Vectorization & parallel processing, where to learn more?

does anyone know a good place to learn more about how numpy vectorization (& python execution more generally…) works under the hood?

do we only see performance benefits when the vectorized code is run on a GPU?

Hello @martis880! it is also my first time trying to look for info about your question, and I find this article pretty interesting because it experimented using numpy (which is written in C) with generic Python-way to do the same thing. The comparison isn’t in terms of time but number of CPU instructions. It also compared how newer version of numpy made use of CPU’s feature (SIMD) to further speed up. Hope you will find it interesting too!

Raymond has given you great info to learn more. One other point to make is that modern CPUs have their own vector hardware, even if you don’t have a separate GPU. So it is always worth considering vectorization. Here’s the Wikipedia page for Intel’s standard vector instruction set.

Thanks this was helpful! This stackoverflow post also helped me performance - Why is vectorization, faster in general, than loops? - Stack Overflow

This is probably getting a beyond the scope of the course, but I’m still confused by Python vs CPython vs Numpy.

In the slow loop approach, you write Python code, which gets compiled by CPython into python byte code, and then executed by CPython?

When you use Numpy, are you somehow bypassing CPython? Is it only getting bypassed for the Numpy specific operations? How does the program know to use the compiled C code from Numpy but still use the python interpreter for the non-Numpy stuff? These questions might not make sense…

No problem, I am interested in that as well, though I don’t have much experience in that if you don’t mind :slight_smile: But I will try to support my answer with other sources.

Yes, and as inferred from here, CPython is the default implementation of Python, and if we read this, we see that PyPy is another implementation. Our CPython implementation is both a interpreter & compiler.

I think the idea is, all your Python code goes through CPython first, until it reaches the very line of code that instruct CPython to go to the compiled C code. The key is, we make sure all heavy-lifting task and related memory mangement is on C code so the involvement of native Python is minimal. We can take a look at this stackoverflow answer which brings us to discover this official documentation on how to build an extension for Python in C language, in which it will also ask us to compile our own C module and link it with the Python system, and I guess this is why when CPython sees that very line of calling an external module, it will be able to locate it and execute it. I think the aforementioned documentation gives a more concrete example of how to write an extension yourself, so you can try to call your C module from Python.
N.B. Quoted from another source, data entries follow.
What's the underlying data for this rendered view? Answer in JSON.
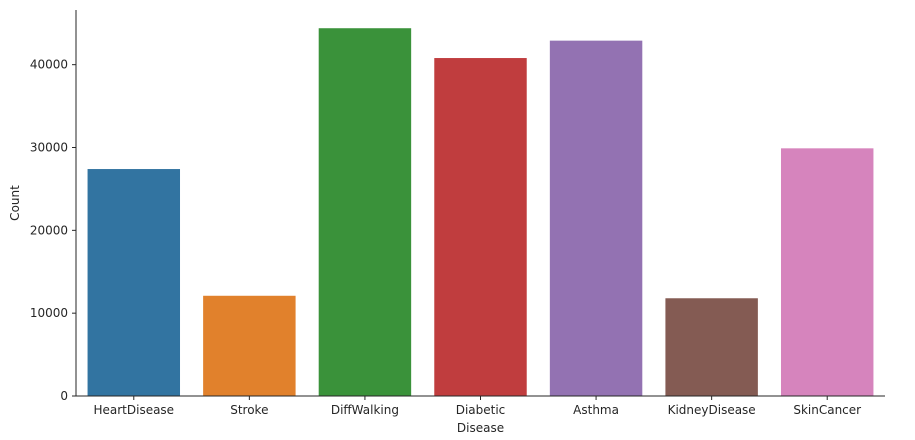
{
  "chart_data": {
    "type": "bar",
    "title": "",
    "xlabel": "Disease",
    "ylabel": "Count",
    "categories": [
      "HeartDisease",
      "Stroke",
      "DiffWalking",
      "Diabetic",
      "Asthma",
      "KidneyDisease",
      "SkinCancer"
    ],
    "values": [
      27400,
      12100,
      44400,
      40800,
      42900,
      11800,
      29900
    ],
    "colors": [
      "#3274a1",
      "#e1812c",
      "#3a923a",
      "#c03d3e",
      "#9372b2",
      "#845b53",
      "#d684bd"
    ],
    "yticks": [
      0,
      10000,
      20000,
      30000,
      40000
    ],
    "ylim": [
      0,
      46600
    ],
    "grid": false,
    "legend": "none"
  }
}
Last piece of reference from numpy documentation,:

For many types of computing needs, the extra slow-down and memory consumption can often not be spared … Therefore one of the most common needs is to call out from Python code to a fast, machine-code routine (e.g. compiled using C/C++ or Fortran). The fact that this is relatively easy to do is a big reason why Python is such an excellent high-level language for scientific and engineering programming.

Their are two basic approaches to calling compiled code: writing an extension module that is then imported to Python using the import command, or calling a shared-library subroutine directly from Python using the ctypes module. Writing an extension module is the most common method.

And they also discuss how to write an extension module, and finally point back to the python documentation.

When an extension module is written, compiled, and installed to somewhere in the Python path (sys.path), the code can then be imported into Python as if it were a standard python file. It will contain objects and methods that have been defined and compiled in C code. The basic steps for doing this in Python are well-documented and you can find more information in the documentation for Python itself available online at www.python.org .

Mind that all my quotes are just quotes - not a complete full picture, especially for the quotes from numpy documentation. Numpy is a collaborative contribution and from some internet stats 95% is C. I am not sure how every piece of their codes get connected to Python, but I think we have covered some general idea and not to forget this bottom line is: now we know how to build our own C module and call it from Python.